A Brief History of the Micrometer Part II: The Bronze Age

This article is based on an original publication by Mitutoyo.

Originating in mid 19th-century France, today's typical micrometer features a standard U-shaped frame with single-handed operation. The birth of the modern micrometer is attributed to French inventor J. Palmer, who received his patent in 1848 for the Palmer System.

The Birth of the Modern Micrometer

Palmer based this compact, handheld micrometer on the same principles as Gascoigne's 1638 invention (A Brief History of the Micrometer Part I: The Early Period).
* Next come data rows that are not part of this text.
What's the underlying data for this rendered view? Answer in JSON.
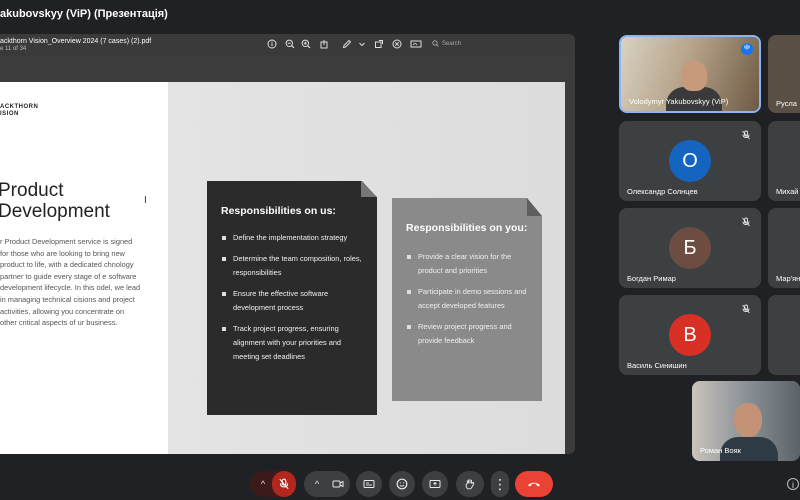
{
  "window": {
    "title": "akubovskyy (ViP) (Презентація)"
  },
  "viewer": {
    "filename": "ackthorn Vision_Overview 2024 (7 cases) (2).pdf",
    "page_info": "e 11 of 34",
    "search_placeholder": "Search",
    "tool_icons": [
      "info-icon",
      "zoom-out-icon",
      "zoom-in-icon",
      "share-icon",
      "draw-icon",
      "chevron-down-icon",
      "external-icon",
      "close-circle-icon",
      "sign-icon"
    ]
  },
  "slide": {
    "logo_line1": "ACKTHORN",
    "logo_line2": "ISION",
    "title": "Product Development",
    "description": "r Product Development service is signed for those who are looking to bring new product to life, with a dedicated chnology partner to guide every stage of e software development lifecycle. In this odel, we lead in managing technical cisions and project activities, allowing you concentrate on other critical aspects of ur business.",
    "card_us": {
      "title": "Responsibilities on us:",
      "items": [
        "Define the implementation strategy",
        "Determine the team composition, roles, responsibilities",
        "Ensure the effective software development process",
        "Track project progress, ensuring alignment with your priorities and meeting set deadlines"
      ]
    },
    "card_you": {
      "title": "Responsibilities on you:",
      "items": [
        "Provide a clear vision for the product and priorities",
        "Participate in demo sessions and accept developed features",
        "Review project progress and provide feedback"
      ]
    }
  },
  "participants": [
    {
      "name": "Volodymyr Yakubovskyy (ViP)",
      "type": "video",
      "speaking": true
    },
    {
      "name": "Русла",
      "type": "video"
    },
    {
      "name": "Олександр Солнцев",
      "initial": "О",
      "avatar_color": "#1565c0",
      "muted": true
    },
    {
      "name": "Михай",
      "type": "partial"
    },
    {
      "name": "Богдан Римар",
      "initial": "Б",
      "avatar_color": "#6d4c41",
      "muted": true
    },
    {
      "name": "Мар'ян",
      "type": "partial"
    },
    {
      "name": "Василь Синишин",
      "initial": "В",
      "avatar_color": "#d93025",
      "muted": true
    },
    {
      "name": "Роман Вояк",
      "type": "self"
    }
  ],
  "colors": {
    "background": "#202124",
    "tile": "#3c4043",
    "active_border": "#8ab4f8",
    "hangup": "#ea4335",
    "mic_off": "#b3261e"
  },
  "controls": {
    "mic_chevron": "^",
    "cam_chevron": "^",
    "more_dots": "⋮",
    "icons": [
      "mic-off-icon",
      "camera-icon",
      "captions-icon",
      "emoji-icon",
      "present-icon",
      "raise-hand-icon",
      "more-icon",
      "hangup-icon"
    ]
  }
}
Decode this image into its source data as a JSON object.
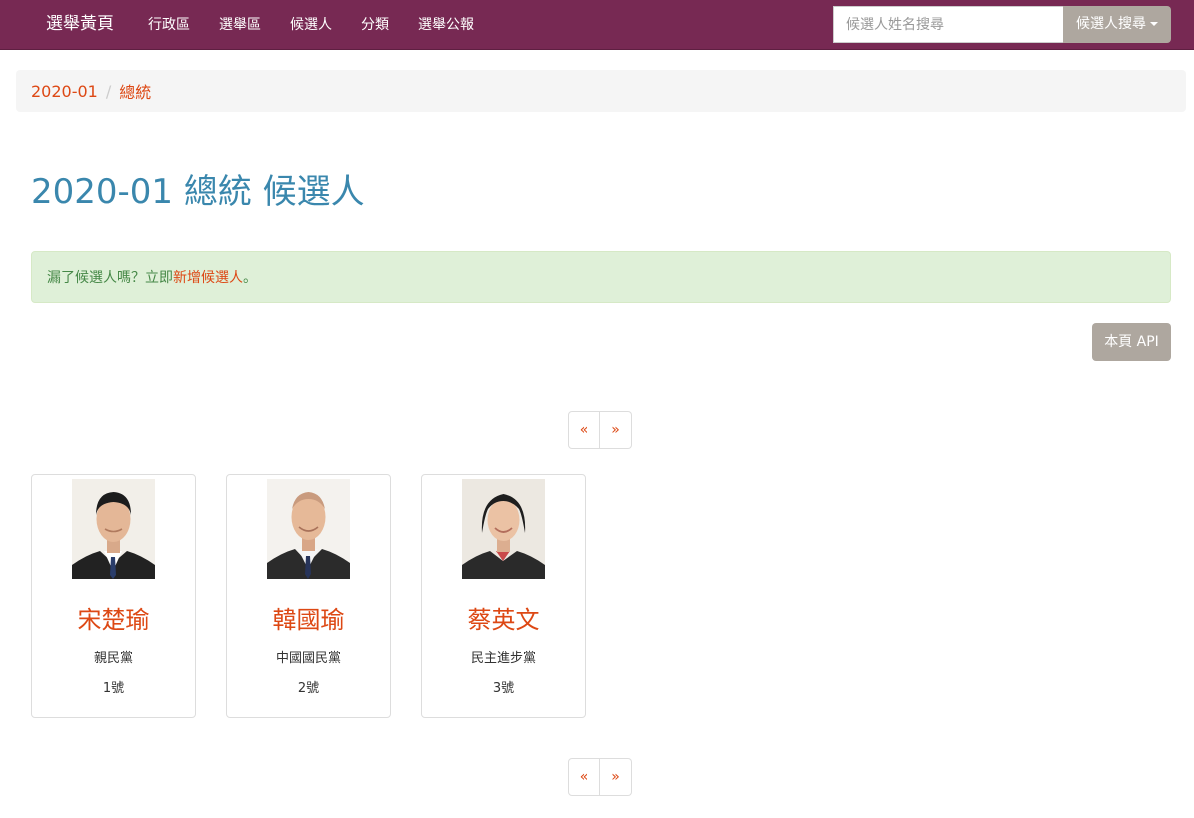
{
  "navbar": {
    "brand": "選舉黃頁",
    "links": [
      "行政區",
      "選舉區",
      "候選人",
      "分類",
      "選舉公報"
    ],
    "search_placeholder": "候選人姓名搜尋",
    "search_button": "候選人搜尋"
  },
  "breadcrumb": [
    "2020-01",
    "總統"
  ],
  "page_title": "2020-01 總統 候選人",
  "alert": {
    "text": "漏了候選人嗎？立即",
    "link": "新增候選人",
    "suffix": "。"
  },
  "api_button": "本頁 API",
  "pager": {
    "prev": "«",
    "next": "»"
  },
  "candidates": [
    {
      "name": "宋楚瑜",
      "party": "親民黨",
      "number": "1號"
    },
    {
      "name": "韓國瑜",
      "party": "中國國民黨",
      "number": "2號"
    },
    {
      "name": "蔡英文",
      "party": "民主進步黨",
      "number": "3號"
    }
  ],
  "colors": {
    "navbar": "#772953",
    "accent": "#dd4814",
    "title": "#3a87ad",
    "alert_bg": "#dff0d8",
    "button": "#aea79f"
  }
}
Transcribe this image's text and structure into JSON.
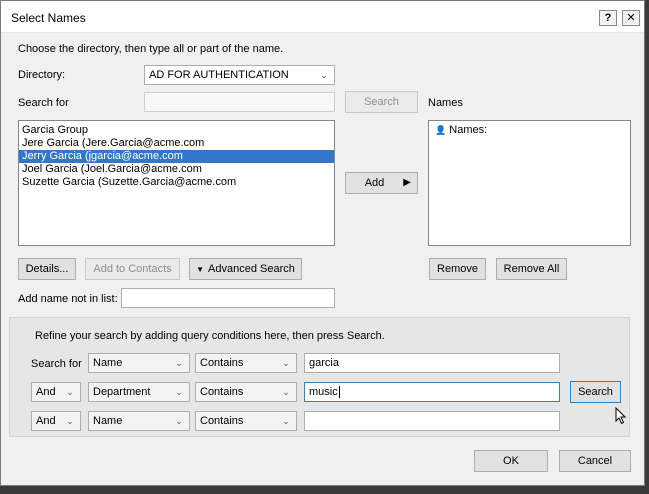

However, with a far more advanced design, Palmer's model would become the foundation on which all modern micrometers would be built - making a considerable impact on the tool's history.

In close alignment with Palmer's U-shaped frame design, modern micrometers also incorporate the Palmer System's thimble, sleeve, spindle and anvil concepts. Palmer set the thimble's reading edge at a slightly tapered angle to meet gradations on the sleeve, while the thimble's circumference was divided equally in 20 parts to deliver an accuracy level of up to 0.05mm.

Born in France, Raised in America

Having discovered the Palmer System in 1867 at the International Exposition in Paris, Joseph R. Brown and Lucian Sharpe of B&S Co. were the first to introduce the design to America. Though it employed 1mm pitch threads and was highly accurate, Brown and Sharpe recognized potential improvements to the Palmer System, as it did not incorporate a spindle clamp, and its graduated lines were unequally spaced. Disregarding these minor imperfections, Brown and Sharpe chose to enhance Palmer's original design by incorporating a finer 40 threads per inch spindle.

Following its introduction to America, improvements in micrometer design began in earnest with countless innovations that have made the tool so indispensible today. Though born in France, the modern micrometer was raised in America.

Micrometers for Plate Thickness Measurements

Micrometers quickly became essential to the American industrial market. Until now, manufacturers and their customers had relied on their own unique gages for measurement of brass plate thickness, leading to disagreements and inconsistency.

Samuel Wilmot, chief inspector of Bridgeport Brass Plate Company, created six prototypes based on a tabletop micrometer design produced in New York. Wilmot presented these trial gages to B&S Co., suggesting they market the design for general use.

While the prototype was similar in both principle and appearance to a modern micrometer, it complicated the reading of dimensions. Requiring the user to interpret measurements based on the meeting point of the lines, the device was subjective and ultimately unsuccessful.

Having analyzed their renderings of the Palmer System, Brown and Sharpe now decided to add both a mechanism to hold spindle threads as well as a spindle clamp. In 1868 they introduced their compact, pocket-sized micrometer, which would be available on the market the following year.